A Quantum Key Distribution Routing Scheme for a Zero-Trust QKD Network System: A Moving Target Defense Approach

Abstract

Quantum key distribution (QKD), a key application of quantum information technology and “one-time pad” (OTP) encryption, enables secure key exchange with information-theoretic security, meaning its security is grounded in the laws of physics rather than computational assumptions. However, in QKD networks, achieving long-distance communication often requires trusted relays to mitigate channel losses. This reliance introduces significant challenges, including vulnerabilities to compromised relays and the high costs of infrastructure, which hinder widespread deployment. To address these limitations, we propose a zero-trust spatiotemporal diversification framework for multipath–multi-key distribution.

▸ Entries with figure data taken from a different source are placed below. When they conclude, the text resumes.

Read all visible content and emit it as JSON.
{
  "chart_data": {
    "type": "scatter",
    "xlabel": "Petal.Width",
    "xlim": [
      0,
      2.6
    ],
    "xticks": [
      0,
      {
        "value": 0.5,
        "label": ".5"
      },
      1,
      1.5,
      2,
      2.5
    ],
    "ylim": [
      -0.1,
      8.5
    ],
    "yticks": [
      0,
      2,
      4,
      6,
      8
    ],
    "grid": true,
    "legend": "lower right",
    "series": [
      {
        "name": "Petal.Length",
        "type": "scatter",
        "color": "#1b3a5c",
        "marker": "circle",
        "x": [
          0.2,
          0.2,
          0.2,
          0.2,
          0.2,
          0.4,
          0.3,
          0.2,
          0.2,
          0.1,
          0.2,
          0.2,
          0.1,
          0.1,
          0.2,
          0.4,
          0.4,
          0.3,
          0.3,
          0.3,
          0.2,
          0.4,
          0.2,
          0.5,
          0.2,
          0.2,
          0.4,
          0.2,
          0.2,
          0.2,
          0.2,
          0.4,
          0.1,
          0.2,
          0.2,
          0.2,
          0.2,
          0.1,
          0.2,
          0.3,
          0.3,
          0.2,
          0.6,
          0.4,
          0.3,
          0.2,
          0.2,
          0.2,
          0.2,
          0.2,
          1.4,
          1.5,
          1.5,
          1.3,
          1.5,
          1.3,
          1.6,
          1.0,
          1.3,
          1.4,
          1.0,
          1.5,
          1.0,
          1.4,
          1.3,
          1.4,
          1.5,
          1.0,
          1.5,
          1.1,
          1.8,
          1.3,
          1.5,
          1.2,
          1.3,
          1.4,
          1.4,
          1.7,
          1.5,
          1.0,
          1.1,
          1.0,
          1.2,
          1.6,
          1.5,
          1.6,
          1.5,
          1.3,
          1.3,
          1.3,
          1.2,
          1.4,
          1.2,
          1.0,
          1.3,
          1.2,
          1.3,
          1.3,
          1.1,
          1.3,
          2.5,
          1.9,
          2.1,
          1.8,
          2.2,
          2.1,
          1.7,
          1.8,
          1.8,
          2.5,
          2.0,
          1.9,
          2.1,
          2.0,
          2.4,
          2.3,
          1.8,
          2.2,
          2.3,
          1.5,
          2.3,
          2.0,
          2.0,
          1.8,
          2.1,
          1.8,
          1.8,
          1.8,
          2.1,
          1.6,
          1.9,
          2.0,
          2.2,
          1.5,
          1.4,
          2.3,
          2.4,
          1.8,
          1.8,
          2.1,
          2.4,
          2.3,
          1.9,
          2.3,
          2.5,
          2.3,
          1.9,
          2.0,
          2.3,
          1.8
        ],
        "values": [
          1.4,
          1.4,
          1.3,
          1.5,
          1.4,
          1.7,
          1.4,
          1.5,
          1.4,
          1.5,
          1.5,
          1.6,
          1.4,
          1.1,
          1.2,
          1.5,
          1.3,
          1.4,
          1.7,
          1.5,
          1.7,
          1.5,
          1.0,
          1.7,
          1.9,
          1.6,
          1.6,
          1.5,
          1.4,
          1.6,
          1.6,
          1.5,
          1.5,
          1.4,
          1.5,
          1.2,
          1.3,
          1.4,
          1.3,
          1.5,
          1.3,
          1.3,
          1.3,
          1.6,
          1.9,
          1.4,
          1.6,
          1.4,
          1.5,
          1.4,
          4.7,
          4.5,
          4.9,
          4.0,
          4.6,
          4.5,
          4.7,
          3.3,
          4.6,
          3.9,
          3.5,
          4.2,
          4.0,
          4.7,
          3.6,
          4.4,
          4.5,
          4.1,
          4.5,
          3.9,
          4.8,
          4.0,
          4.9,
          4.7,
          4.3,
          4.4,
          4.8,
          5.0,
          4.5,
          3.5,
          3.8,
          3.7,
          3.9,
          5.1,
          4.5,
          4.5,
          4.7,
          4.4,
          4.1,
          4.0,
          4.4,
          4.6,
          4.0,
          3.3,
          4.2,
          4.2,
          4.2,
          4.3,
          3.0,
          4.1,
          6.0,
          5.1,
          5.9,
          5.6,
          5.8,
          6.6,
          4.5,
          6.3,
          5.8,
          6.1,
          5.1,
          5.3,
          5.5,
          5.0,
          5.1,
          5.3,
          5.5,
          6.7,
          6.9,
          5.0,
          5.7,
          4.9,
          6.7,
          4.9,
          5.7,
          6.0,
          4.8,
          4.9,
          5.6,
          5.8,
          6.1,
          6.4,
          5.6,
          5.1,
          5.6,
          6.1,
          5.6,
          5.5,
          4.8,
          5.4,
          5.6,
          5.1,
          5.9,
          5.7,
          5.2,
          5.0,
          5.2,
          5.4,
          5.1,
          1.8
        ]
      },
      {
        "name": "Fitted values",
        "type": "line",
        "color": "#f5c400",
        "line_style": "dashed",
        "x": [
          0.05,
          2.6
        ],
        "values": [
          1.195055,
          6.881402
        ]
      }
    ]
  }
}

The proposed approach enhances the security of end-to-end key distribution by dynamically shuffling key exchange routes, enabling secure multipath key distribution. Furthermore, it incorporates a dynamic adaptive path recovery mechanism that leverages a recursive penalty model to identify and exclude suspicious or compromised relay nodes. To validate this framework, we conducted extensive simulations and compared its performance against established multipath QKD methods. The results demonstrate that the proposed approach achieves a 97.22% lower attack success rate with 20% attacker pervasiveness and a 91.42% reduction in the attack success rate for single key transmission. The total security percentage improves by 35% under 20% attacker pervasiveness, and security enhancement reaches 79.6% when increasing QKD pairs. Additionally, the proposed scheme exhibits an 86.04% improvement in defense against interception and nearly doubles the key distribution success rate compared to traditional methods. The results demonstrate that the proposed approach significantly improves both security robustness and efficiency, underscoring its potential to advance the practical deployment of QKD networks.